Coming to the PASS Data Community Summit in November: The Hitchhiker’s Guide to Adopting Power BI in Your Organization

At the 2022 PASS Community Data Summit this November, I’m thrilled to be co-presenting a full-day pre-conference session with the one and only Melissa Coates [blog | Twitter | LinkedIn]. We’ll be presenting our all-day session live and in-person in Seattle on Tuesday, November 15, 2022.

What’s the Session?

The Hitchhiker’s Guide to Adopting Power BI in Your Organization

What’s the Session About?

The Power BI Adoption Roadmap is a collection of best practices and suggestions for getting more value from your data and your investment in Power BI. The Power BI Adoption Roadmap is freely available to everyone — but not everyone is really ready to start their journey without a guide. Melissa and I will be your guides…while you’re hitchhiking…on the road…to reach the right destination…using the roadmap. (You get it now, right?!?)

We’ll do an end-to-end tour of the Power BI Adoption Roadmap. During the session we’ll certainly talk about all of the key areas (like data culture, executive sponsorship, content ownership and management, content delivery scope, center of excellence, mentoring and user enablement, community of practice, user support, data governance, and system oversight).

Smart Power BI architecture decisions are important – but there’s so much more to a successful Power BI implementation than just the tools and technology. It’s the non-technical barriers, related to people and processes, that are often the most challenging. Self-service BI also presents constant challenges related to balancing control and oversight with freedom and flexibility. Implementing Power BI is a journey, and it takes time. Our goal is to give you plenty of ideas for how you can get more value from your data by using Power BI in the best ways.

We promise this won’t be a boring day merely regurgitating what you can read online. We’ll share lessons learned from customers, what works, what to watch out for, and why. There will be ample opportunity for Q&A, so you can get your questions answered and hear what challenges that other organizations are facing. This will be a highly informative and enjoyable day for you to attend either in-person or virtually.

Who is the Target Audience?

To get the most from this pre-conference session: You need to be familiar with the Power BI Adoption Roadmap and the Power BI Implementation Planning guidance. You should have professional experience working with Power BI (or other modern self-service BI tools), preferably at a scope larger than a specific team. Although deep technical knowledge about Power BI itself isn’t required, but the more you know about Power BI and its use, the more you’ll walk away with from this session.
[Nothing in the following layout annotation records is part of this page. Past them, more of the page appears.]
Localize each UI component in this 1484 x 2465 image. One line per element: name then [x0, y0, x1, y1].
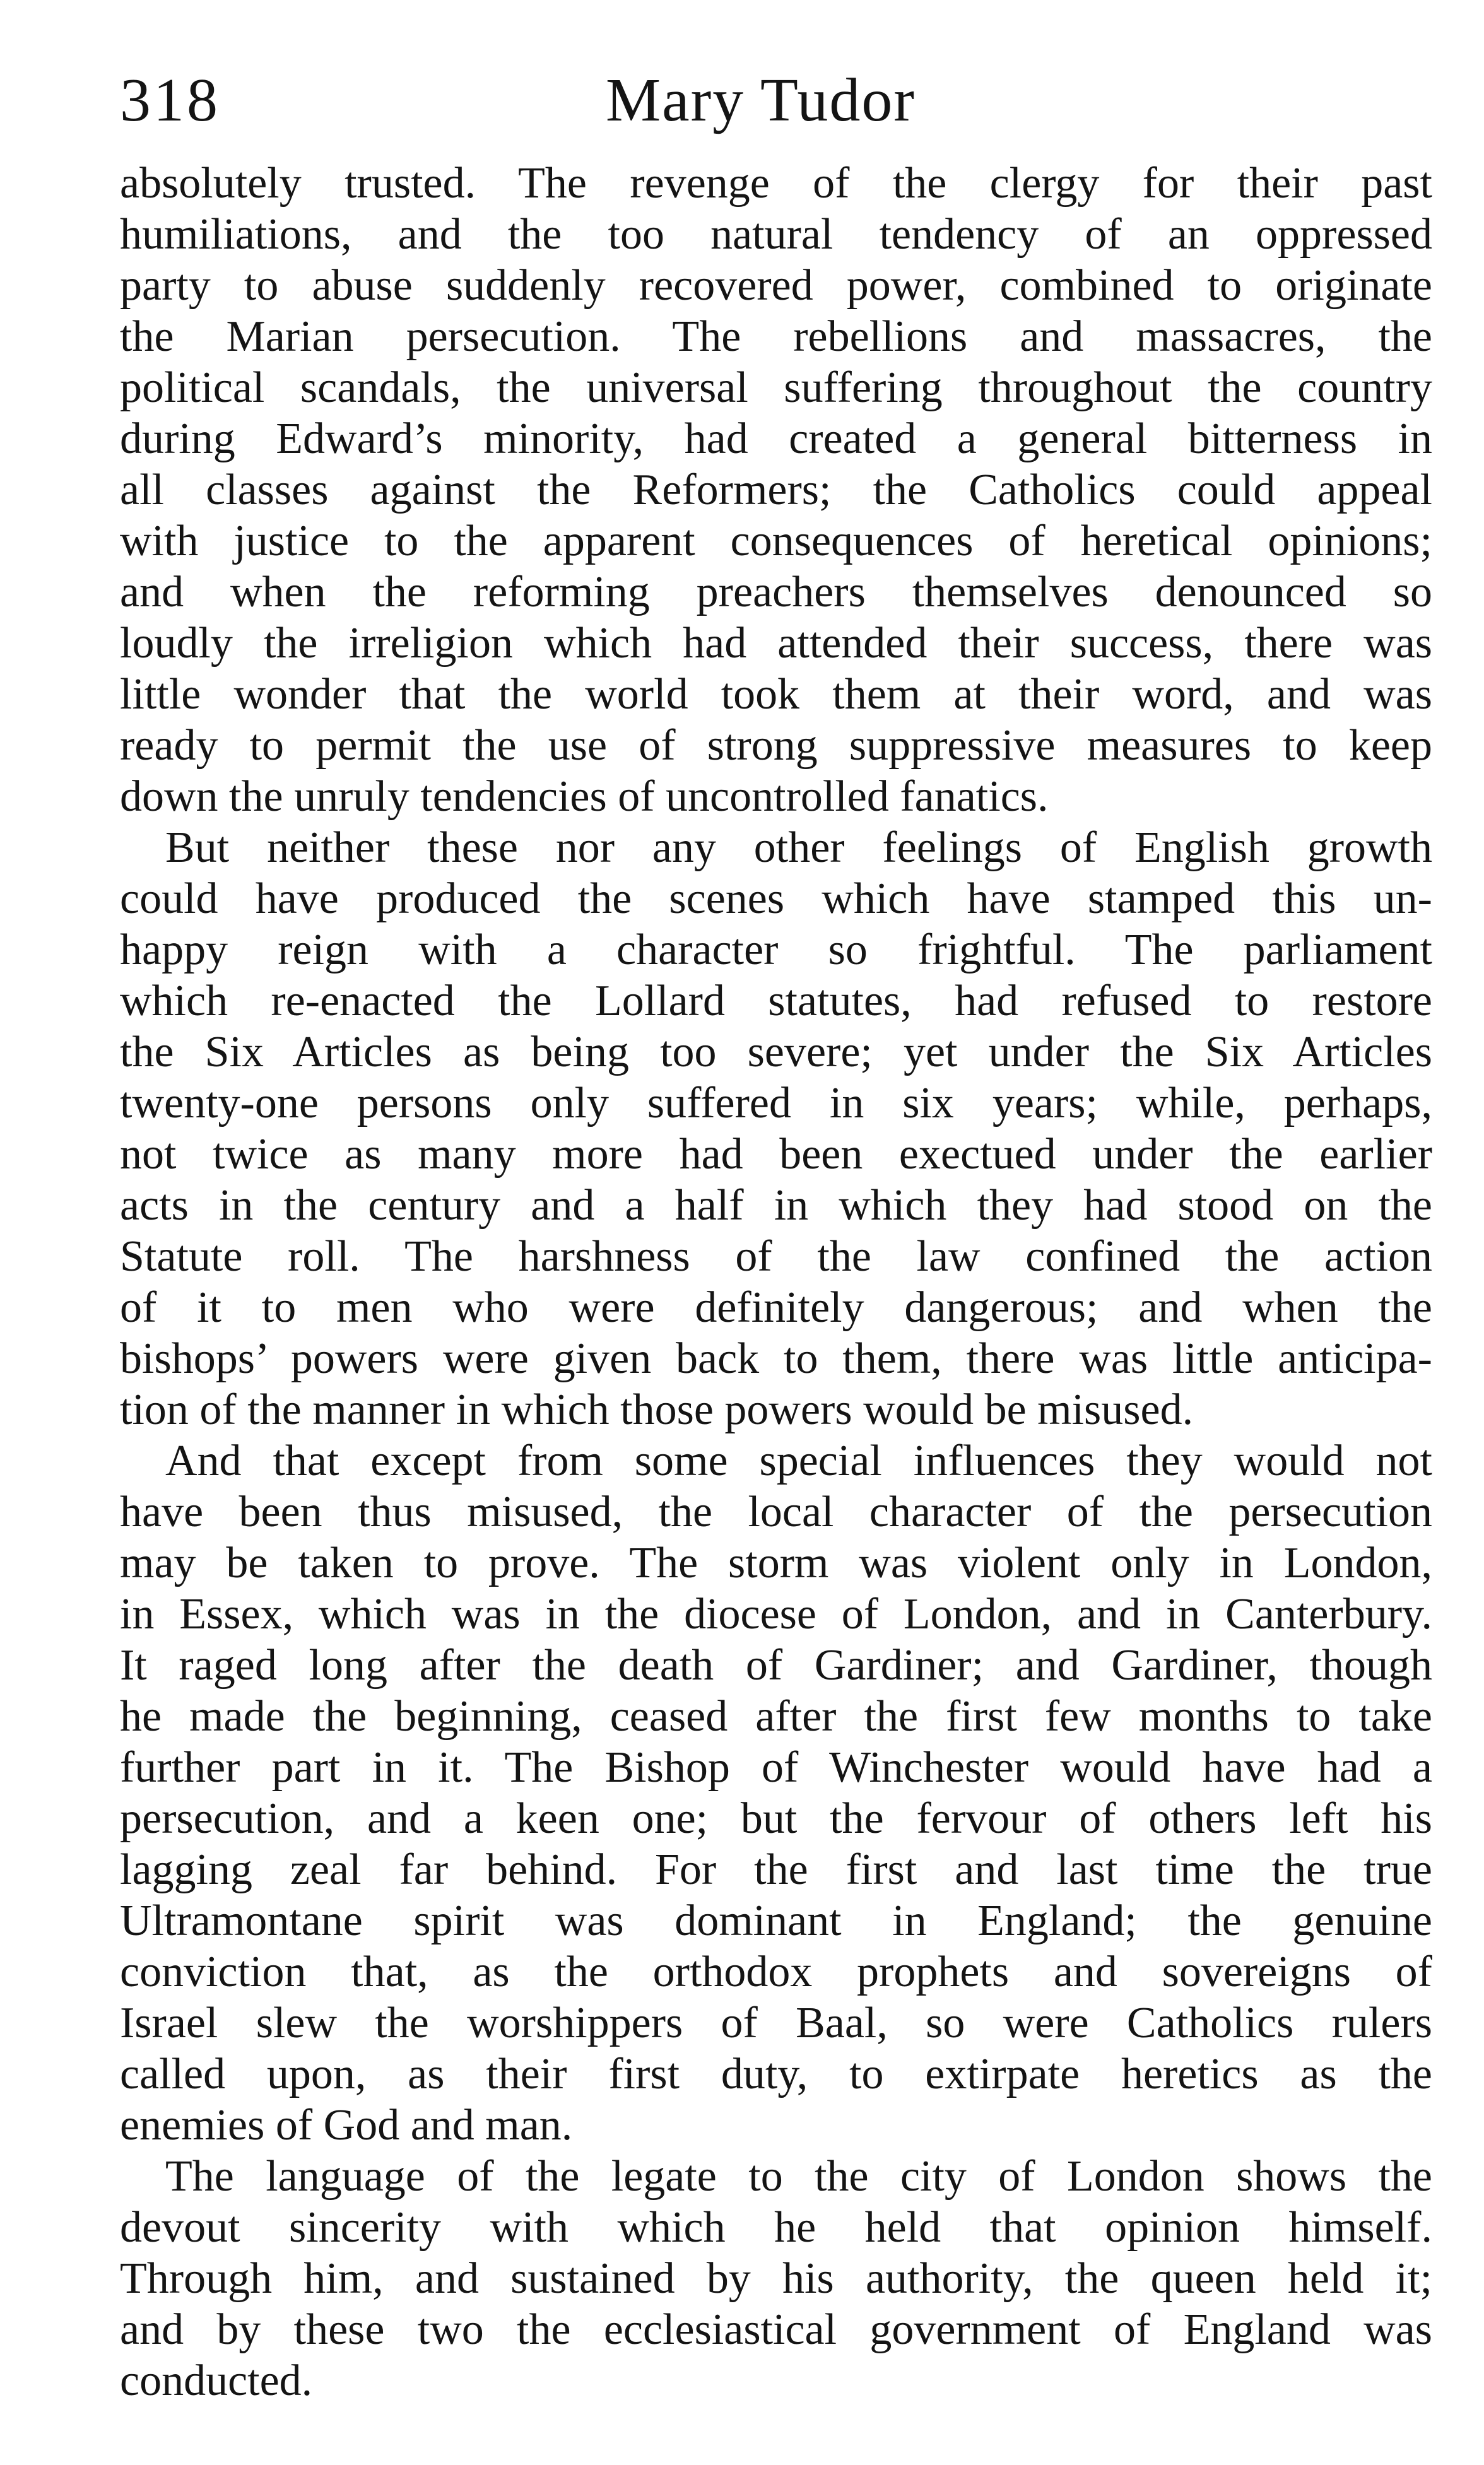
text-line: happy reign with a character so frightful. The parliament	[120, 926, 1432, 974]
text-line: have been thus misused, the local character of the persecution	[120, 1488, 1432, 1536]
running-title: Mary Tudor	[606, 66, 916, 134]
text-line: loudly the irreligion which had attended their success, there was	[120, 619, 1432, 668]
text-line: twenty-one persons only suffered in six years; while, perhaps,	[120, 1079, 1432, 1127]
text-line: and by these two the ecclesiastical government of England was	[120, 2305, 1432, 2354]
text-line: It raged long after the death of Gardiner; and Gardiner, though	[120, 1641, 1432, 1690]
text-line: little wonder that the world took them at their word, and was	[120, 670, 1432, 719]
text-line: The language of the legate to the city of London shows the	[165, 2152, 1432, 2201]
text-line: political scandals, the universal suffering throughout the country	[120, 363, 1432, 412]
text-line: not twice as many more had been exectued under the earlier	[120, 1130, 1432, 1179]
paragraph-3	[120, 1435, 1432, 2151]
body-text	[120, 158, 1432, 2406]
text-line: Statute roll. The harshness of the law confined the action	[120, 1232, 1432, 1281]
text-line: humiliations, and the too natural tendency of an oppressed	[120, 210, 1432, 259]
text-line: persecution, and a keen one; but the fervour of others left his	[120, 1794, 1432, 1843]
text-line: lagging zeal far behind. For the first and last time the true	[120, 1845, 1432, 1894]
paragraph-4	[120, 2151, 1432, 2406]
paragraph-2	[120, 822, 1432, 1435]
running-head	[120, 66, 1432, 158]
text-line: conducted.	[120, 2356, 313, 2405]
text-line: with justice to the apparent consequences of heretical opinions;	[120, 517, 1432, 565]
text-line: in Essex, which was in the diocese of London, and in Canterbury.	[120, 1590, 1432, 1638]
text-line: enemies of God and man.	[120, 2101, 573, 2150]
text-line: conviction that, as the orthodox prophets and sovereigns of	[120, 1948, 1432, 1996]
text-line: which re-enacted the Lollard statutes, had refused to restore	[120, 977, 1432, 1025]
page-number: 318	[120, 66, 220, 134]
text-line: further part in it. The Bishop of Winchester would have had a	[120, 1743, 1432, 1792]
text-line: Through him, and sustained by his authority, the queen held it;	[120, 2254, 1432, 2303]
text-line: Israel slew the worshippers of Baal, so were Catholics rulers	[120, 1999, 1432, 2047]
text-line: the Six Articles as being too severe; yet under the Six Articles	[120, 1028, 1432, 1076]
text-line: may be taken to prove. The storm was violent only in London,	[120, 1539, 1432, 1587]
text-line: he made the beginning, ceased after the first few months to take	[120, 1692, 1432, 1741]
text-line: down the unruly tendencies of uncontrolled fanatics.	[120, 772, 1049, 821]
text-line: called upon, as their first duty, to extirpate heretics as the	[120, 2050, 1432, 2098]
book-page	[120, 66, 1432, 2406]
text-line: all classes against the Reformers; the Catholics could appeal	[120, 466, 1432, 514]
text-line: tion of the manner in which those powers would be misused.	[120, 1385, 1194, 1434]
text-line: devout sincerity with which he held that opinion himself.	[120, 2203, 1432, 2252]
text-line: Ultramontane spirit was dominant in England; the genuine	[120, 1897, 1432, 1945]
text-line: acts in the century and a half in which they had stood on the	[120, 1181, 1432, 1230]
text-line: during Edward’s minority, had created a general bitterness in	[120, 415, 1432, 463]
text-line: could have produced the scenes which have stamped this un-	[120, 874, 1432, 923]
text-line: bishops’ powers were given back to them, there was little anticipa-	[120, 1334, 1432, 1383]
text-line: absolutely trusted. The revenge of the clergy for their past	[120, 159, 1432, 208]
text-line: But neither these nor any other feelings of English growth	[165, 823, 1432, 872]
paragraph-1	[120, 158, 1432, 822]
text-line: of it to men who were definitely dangerous; and when the	[120, 1283, 1432, 1332]
text-line: and when the reforming preachers themselves denounced so	[120, 568, 1432, 616]
text-line: ready to permit the use of strong suppressive measures to keep	[120, 721, 1432, 770]
text-line: And that except from some special influences they would not	[165, 1437, 1432, 1485]
text-line: the Marian persecution. The rebellions and massacres, the	[120, 312, 1432, 361]
text-line: party to abuse suddenly recovered power, combined to originate	[120, 261, 1432, 310]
We hope to see you there! More details and to register: link to the PASS Data Community web site.

Who wrote this blog post?

It was Melissa.

She wrote it and emailed it to me and I shamelessly[1] stole it, which may be why there haven’t been any footnotes[2]. I even stole the banner image[3].


[1] With her permission, of course.
[2] Until these ones.
[3] Yes, Jeff. Stealing from Melissa is a Principal-level behavior.